Абалаков не слышит. Вершина близка. Она влечет неудержимо. Ничто больше не может остановить Абалакова - ни надвигающаяся темнота, ни признаки вновь начинающейся вьюги. Он идет вперед. 7400, 7450... Он уже на вершинном гребне. Еще несколько десятков метров по гребню к югу, к его наивысшей точке, - и цель достигнута. Но силы изменяют Абалакову. Он падает в снег. Тяжкие молоты стучат в висках. Рот раскрыт, как у рыбы, вынутой из воды. Кислорода нехватает, он задыхается. Отлежавшись, Абалаков попробовал встать. Встать не удалось. Удалось подняться на четвереньки. И на четвереньках, шаг за шагом, преодолевает Абалаков последние метры пути.

Абалаков стоит на вершине. Памир, величайший горный узел мира, лежит под ним грандиозной рельефной картой.
<...>
Блики лунного света лежали на фирновых полях, когда победители вершины вернулись в лагерь. Гетье, считавший, что они заблудились или замерзли, услышал шуршание снега под окованными сталью шекельтонами и голос Горбунова:
- Вершина взята! Ноги целы!
Но когда сняли шекельтоны, оказалось, что у Горбунова пальцы ног жестоко отморожены. Абалаков несколько часов оттирал их снегом. Оттирания не помогли.

На другой день утром приступили к спуску. Для Гетье, пролежавшего четверо суток без еды, с тяжелым сердечным припадком, ослабевшего настолько, что он не мог пошевелиться, спуск, казалось, был невозможен. И тем не менее он спустился.

В прорыве хребта между пиками Ворошилова и Реввоенсовета высится скала. Ее верхушка в точности повторяет контуры памятника Гоголю на Арбатской площади в Москве.
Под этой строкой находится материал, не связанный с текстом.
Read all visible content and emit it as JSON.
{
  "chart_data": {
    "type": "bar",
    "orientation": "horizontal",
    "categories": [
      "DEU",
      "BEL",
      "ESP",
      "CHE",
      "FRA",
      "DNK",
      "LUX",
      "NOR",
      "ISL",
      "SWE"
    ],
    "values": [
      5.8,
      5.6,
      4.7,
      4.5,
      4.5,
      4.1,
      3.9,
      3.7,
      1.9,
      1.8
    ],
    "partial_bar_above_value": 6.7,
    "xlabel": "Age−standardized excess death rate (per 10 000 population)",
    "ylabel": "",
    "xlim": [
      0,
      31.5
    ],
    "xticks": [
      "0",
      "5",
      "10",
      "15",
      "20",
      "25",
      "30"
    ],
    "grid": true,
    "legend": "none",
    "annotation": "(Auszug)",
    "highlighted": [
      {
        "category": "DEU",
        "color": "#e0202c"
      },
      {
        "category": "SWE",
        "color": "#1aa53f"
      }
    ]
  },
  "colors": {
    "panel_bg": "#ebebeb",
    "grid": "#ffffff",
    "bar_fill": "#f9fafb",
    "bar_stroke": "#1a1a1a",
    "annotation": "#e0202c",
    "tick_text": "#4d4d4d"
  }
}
Скала носит название "Гоголь на Памире".
<...>
К полдню до лагеря добираются Горбунов, Гетье и Маслов. Отряд остается в подгорном на дневку. Горбунов составляет текст телеграмм в Москву, текст рапорта партии и правительству о выполнении 29-м отрядом труднейшего задания, о победе, одержанной советской наукой и альпинизмом.

"Москва, Кремль, товарищу Сталину. С радостью сообщаем Вам, что впервые исследованная нами в прошлом году высочайшая вершина СССР, названная Вашим именем, именем любимого вождя мирового пролетариата, взята 3/IX нашей штурмовой группой.. На пике установлены две научные метеорологические станции. Группа шлет Вам пламенный привет. Горбунов".